A federal judge issued a temporary restraining order on the state’s previous plan. Chemotherapy is now provided as part of the drug benefits in the current plan, while dialysis will be covered as a federally funded emergency service.

THE CRUX of the new lawsuit’s argument questions the constitutionality of providing inferior benefits due to immigrant status and duration of U.S. residency. The suit also alleges a violation of the American with Disabilities Act in that it forces migrants with disabilities to seek care in a hospital setting. It was filed by Lawyers for Equal Justice and firms Alston Hunt Floyd & Ing and Bronster Hoshibata.

"The state of Hawaii may not discriminate on the basis of national origin," said Margery Bronster, a partner with Bronster Hoshibata and former state attorney general. "Once the U.S. government allowed COFA residents free access to the U.S., no state could limit those rights."

State human services officials had not seen the lawsuit as of yesterday afternoon.

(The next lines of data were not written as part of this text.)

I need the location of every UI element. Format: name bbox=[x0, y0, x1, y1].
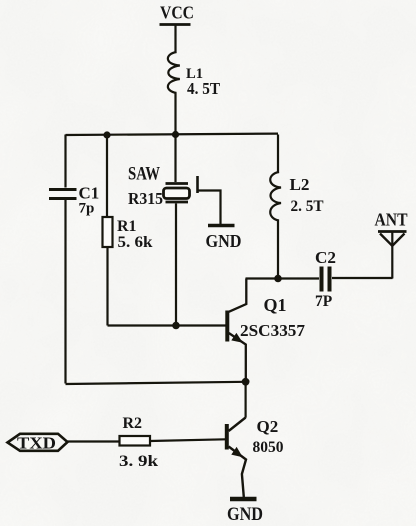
wire SAW to Q1 base line bbox=[175, 204, 177, 326]
resistor R2 bbox=[120, 436, 151, 446]
svg-text:4. 5T: 4. 5T bbox=[187, 79, 220, 98]
node junction L2/collector line bbox=[274, 275, 282, 283]
node junction L1/bus bbox=[172, 131, 179, 138]
capacitor C1 bbox=[49, 188, 77, 191]
wire bus to SAW bbox=[174, 135, 176, 183]
svg-text:ANT: ANT bbox=[375, 210, 408, 230]
wire bus corner to L2 bbox=[277, 135, 279, 174]
wire R2 to Q2 base bbox=[150, 439, 226, 441]
antenna ANT bbox=[375, 210, 408, 279]
wire node to Q2 collector bbox=[245, 382, 247, 418]
wire collector node line bbox=[246, 277, 320, 279]
svg-text:R2: R2 bbox=[123, 415, 143, 432]
inductor L2 bbox=[270, 172, 281, 221]
ground (Q2 emitter) bbox=[230, 497, 257, 502]
transistor Q2 bbox=[227, 417, 284, 497]
TXD input tag bbox=[8, 434, 68, 453]
node junction SAW/base line bbox=[172, 322, 180, 330]
svg-text:Q1: Q1 bbox=[264, 295, 287, 315]
svg-text:Q2: Q2 bbox=[257, 417, 279, 436]
Q2 base bar bbox=[225, 424, 229, 450]
wire bottom bus bbox=[66, 382, 246, 384]
Q1 emitter bbox=[229, 333, 246, 382]
wire VCC to L1 bbox=[174, 26, 176, 54]
wire R1 to Q1 base line bbox=[106, 247, 108, 326]
wire TXD to R2 bbox=[68, 440, 120, 442]
svg-text:R1: R1 bbox=[117, 218, 137, 235]
svg-text:7p: 7p bbox=[79, 201, 95, 217]
svg-text:5. 6k: 5. 6k bbox=[118, 234, 153, 251]
svg-text:SAW: SAW bbox=[128, 165, 160, 185]
wire C1 to bottom bus bbox=[64, 200, 66, 384]
svg-text:C2: C2 bbox=[315, 248, 336, 267]
svg-text:GND: GND bbox=[206, 231, 242, 251]
svg-text:2SC3357: 2SC3357 bbox=[240, 321, 306, 340]
wire bus to R1 bbox=[106, 135, 108, 217]
svg-text:TXD: TXD bbox=[17, 434, 56, 453]
wire Q1 base line bbox=[108, 324, 227, 326]
SAW resonator R315 bbox=[128, 165, 190, 208]
Q1 emitter arrow bbox=[231, 333, 243, 343]
wire C2 to antenna bbox=[332, 277, 393, 279]
capacitor C2 bbox=[320, 267, 324, 292]
wire tab to GND bbox=[198, 191, 221, 225]
wire bus to C1 bbox=[64, 135, 66, 188]
svg-text:7P: 7P bbox=[315, 293, 333, 310]
ground (SAW case) bbox=[208, 224, 235, 228]
Q2 emitter arrow bbox=[231, 447, 243, 457]
node junction R1/bus bbox=[103, 131, 110, 138]
svg-text:8050: 8050 bbox=[253, 439, 284, 456]
Q1 base bar bbox=[225, 311, 229, 342]
svg-text:2. 5T: 2. 5T bbox=[291, 198, 324, 215]
node junction emitter/bottom bus bbox=[242, 378, 250, 386]
svg-text:R315: R315 bbox=[128, 189, 163, 208]
wire L1 to top bus bbox=[174, 93, 176, 134]
inductor L1 bbox=[168, 52, 180, 93]
Q2 emitter bbox=[229, 447, 246, 498]
wire top bus bbox=[66, 134, 279, 135]
Q1 collector bbox=[229, 279, 247, 312]
svg-text:L2: L2 bbox=[290, 175, 310, 194]
SAW case ground tab bbox=[196, 176, 199, 193]
transistor Q1 bbox=[227, 279, 305, 382]
svg-text:GND: GND bbox=[227, 504, 263, 525]
svg-text:VCC: VCC bbox=[160, 2, 194, 22]
wire L2 to collector node bbox=[277, 220, 279, 279]
Q2 collector bbox=[229, 418, 246, 432]
VCC rail bar bbox=[160, 23, 191, 26]
svg-text:3. 9k: 3. 9k bbox=[119, 453, 158, 470]
resistor R1 bbox=[103, 217, 113, 247]
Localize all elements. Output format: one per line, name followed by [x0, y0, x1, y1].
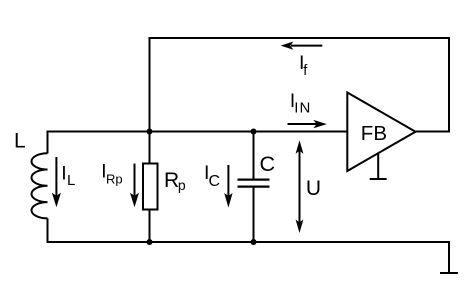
wire capacitor bottom lead	[253, 188, 255, 243]
inductor L coil	[31, 153, 47, 218]
capacitor C plates	[238, 180, 270, 187]
arrow U double	[296, 140, 304, 233]
wire top feedback	[150, 37, 450, 39]
wire left feedback vertical	[149, 37, 151, 132]
arrow IL	[52, 157, 61, 207]
arrow IIN	[288, 120, 327, 128]
ground under FB stub	[377, 153, 379, 179]
wire resistor top lead	[149, 132, 151, 164]
ground under FB bar	[370, 178, 387, 180]
node C bottom-left junction	[147, 239, 153, 245]
wire capacitor top lead	[253, 132, 255, 179]
resistor Rp body	[143, 164, 158, 210]
wire main bus	[48, 131, 348, 133]
svg-text:U: U	[306, 177, 321, 200]
svg-text:f: f	[303, 63, 308, 79]
node A top-left junction	[147, 129, 153, 135]
svg-text:R: R	[164, 169, 179, 192]
wire bottom bus	[47, 241, 451, 243]
svg-text:FB: FB	[361, 122, 387, 145]
svg-text:C: C	[260, 152, 276, 176]
arrow IC	[224, 165, 232, 208]
wire right feedback vertical	[448, 37, 450, 133]
svg-text:IN: IN	[294, 100, 311, 117]
op-amp FB triangle	[347, 93, 415, 172]
svg-text:p: p	[178, 177, 186, 193]
wire FB output	[416, 131, 451, 133]
wire inductor bottom lead	[47, 218, 49, 243]
svg-text:L: L	[14, 130, 26, 153]
node D bottom capacitor junction	[251, 239, 257, 245]
wire inductor top lead	[47, 131, 49, 154]
arrow If	[281, 42, 323, 50]
ground right	[440, 272, 458, 274]
arrow IRp	[130, 164, 139, 208]
svg-text:C: C	[209, 173, 221, 190]
svg-text:L: L	[67, 172, 75, 189]
svg-text:Rp: Rp	[106, 171, 123, 186]
svg-text:I: I	[61, 163, 66, 185]
node B top capacitor junction	[251, 129, 257, 135]
wire resistor bottom lead	[149, 210, 151, 242]
wire right vertical to ground	[448, 241, 450, 273]
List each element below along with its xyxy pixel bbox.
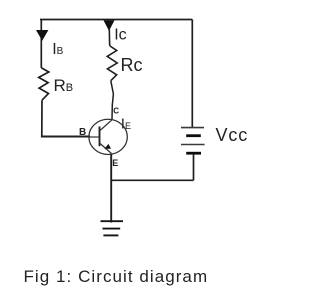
svg-text:E: E: [112, 158, 118, 168]
svg-text:IE: IE: [121, 116, 131, 133]
svg-text:B: B: [79, 127, 86, 138]
svg-text:IB: IB: [52, 41, 63, 58]
current arrow IC: [104, 20, 115, 31]
current arrow IB: [36, 30, 48, 41]
wire bottom rail: [111, 179, 193, 181]
ground bar 3: [103, 234, 118, 236]
svg-text:Vcc: Vcc: [216, 125, 249, 145]
svg-text:Fig 1: Circuit diagram: Fig 1: Circuit diagram: [24, 267, 209, 286]
wire from top to RC: [108, 29, 111, 46]
transistor Q1 emitter stroke: [100, 143, 112, 153]
battery Vcc plate long top: [181, 127, 204, 129]
transistor Q1 emitter arrow: [105, 144, 111, 149]
battery Vcc plate long lower: [181, 144, 205, 146]
svg-text:RB: RB: [54, 76, 74, 95]
ground bar 2: [103, 228, 121, 230]
transistor Q1 circle: [89, 119, 127, 154]
battery Vcc plate short bottom: [186, 152, 201, 155]
ground bar 1: [101, 220, 124, 222]
wire base lead: [41, 136, 90, 138]
battery Vcc plate short upper: [186, 134, 201, 137]
svg-text:Ic: Ic: [114, 27, 126, 44]
svg-text:Rc: Rc: [121, 55, 143, 75]
wire right rail to Vcc: [191, 20, 193, 128]
svg-text:C: C: [113, 106, 119, 115]
transistor Q1 base bar: [99, 127, 101, 147]
transistor Q1 base lead inside: [90, 136, 100, 138]
wire collector lead: [111, 81, 114, 120]
wire left branch lower: [41, 100, 43, 136]
wire battery bottom lead: [193, 154, 195, 180]
wire top rail: [40, 19, 192, 21]
resistor RC: [107, 46, 117, 81]
transistor Q1 collector stroke: [100, 120, 112, 131]
wire left branch upper: [40, 20, 42, 68]
resistor RB: [39, 68, 49, 100]
wire emitter down: [110, 155, 112, 223]
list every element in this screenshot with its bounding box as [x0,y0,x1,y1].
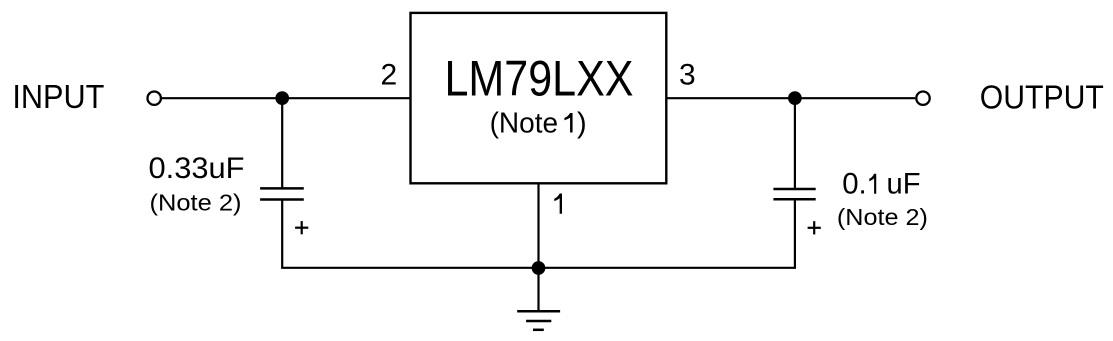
svg-text:2: 2 [380,59,397,92]
node OUTPUT label [980,79,1104,116]
wire C1 bottom plate to ground rail [281,200,283,268]
capacitor C1 plates [260,188,304,199]
regulator U1 label LM79LXX [445,51,634,107]
svg-text:uF: uF [887,168,921,201]
svg-text:INPUT: INPUT [12,78,104,115]
ground [517,311,560,330]
capacitor C2 note label (Note 2) [837,204,928,230]
capacitor C1 polarity plus [295,221,308,234]
pin 1 label [554,194,562,214]
wire regulator pin 3 to output [666,97,915,99]
svg-text:0.: 0. [842,168,867,201]
capacitor C2 value label 0.1uF [842,168,920,201]
regulator note label (Note 1) [490,108,587,140]
output terminal [916,92,929,105]
wire input to regulator pin 2 [162,97,411,99]
regulator U1 box [411,13,667,183]
capacitor C1 value label 0.33uF [149,152,245,185]
svg-text:): ) [577,108,587,140]
pin 2 label [380,59,397,92]
capacitor C1 note label (Note 2) [150,190,242,216]
capacitor C2 plates [773,189,815,199]
svg-text:0.33uF: 0.33uF [149,152,245,185]
svg-text:OUTPUT: OUTPUT [980,79,1104,116]
input terminal [148,92,161,105]
svg-text:(Note: (Note [490,108,558,140]
svg-text:(Note 2): (Note 2) [837,204,928,230]
svg-text:3: 3 [679,59,696,92]
svg-text:LM79LXX: LM79LXX [445,51,634,107]
junction output node [788,91,802,105]
node INPUT label [12,78,104,115]
svg-text:(Note 2): (Note 2) [150,190,242,216]
wire C2 bottom plate to ground rail [794,199,796,268]
pin 3 label [679,59,696,92]
junction ground node [532,261,546,275]
wire ground node to ground symbol [537,268,539,311]
junction input node [275,91,289,105]
wire output node to C2 top plate [794,98,796,190]
ground rail wire [281,267,796,269]
wire input node to C1 top plate [281,98,283,189]
wire regulator pin 1 to ground rail [537,183,539,268]
capacitor C2 polarity plus [808,221,821,234]
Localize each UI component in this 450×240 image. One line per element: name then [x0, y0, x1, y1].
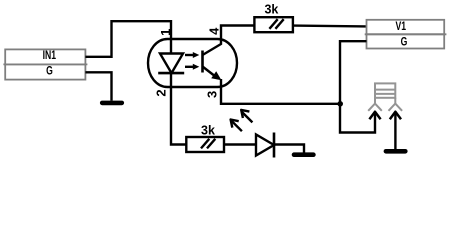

Department of Human Services spokeswoman Toni Schwartz said officials will read the complaint before issuing any statements.

Under the Compact of Free Association, Hawaii, Guam, the Commonwealth of the Northern Mariana Islands and American Samoa share $30 million in funding to alleviate the burden the migrants may place on health, educational, social or public-sector services.

Guam has the largest share of the pot, with $16.8 million. Hawaii has $11.2 million, all dedicated to "supplement state funds to support indigent health care," according to the U.S. Office of Insular Affairs.

That is not enough for the state, which spends up to $50 million a year on medical assistance for migrants, said state Human Services Director Lillian Koller during a July interview with the Star-Advertiser, after the plan went into effect. The state spends about $130 million a year on total public services to migrants.

"There was no serious effort made to try to help Hawaii deal with this burden for so many years," Koller said. "The little bit we get now doesn’t even come close to what the costs are. It shows a real lack of political will."

Without the reduced benefits plan, which would save the state up to $15 million a year, layoffs and program cuts could occur, Koller said. The benefits should be funded in full by the federal government, she said.

"We are doing the best we can. We do care about all people who live here," Koller said, "but we have not been able to garner the help we need to offer what these people deserve."

Koller and Gov. Linda Lingle have made numerous requests for more funding, to the U.S. Department of Homeland Security and U.S. Sens. Daniel Inouye and Daniel Akaka.

"Many of these migrants arrive with health conditions that require costly and extensive treatment," Lingle wrote in a letter to Homeland Security Secretary Janet Napolitano in February. "They also arrive without adequate financial resources and without enough education or training to help them in obtaining employment. … The compact clearly provides that ‘it is not the intent of Congress to cause any adverse consequences for an affected jurisdiction.’"

Hawaii’s congressional delegation did gain the potential to bring in a so-called disproportionate- share allowance to local hospitals. The allowance is $2.5 million per quarter through December 2011.

"They have secured some significant federal resources to pay for uncompensated care provided in Hawaii hospitals that could be used to provide services for compact migrants," said Inouye’s spokesman, Peter Boylan. "However, the state needs to release the necessary matching resources."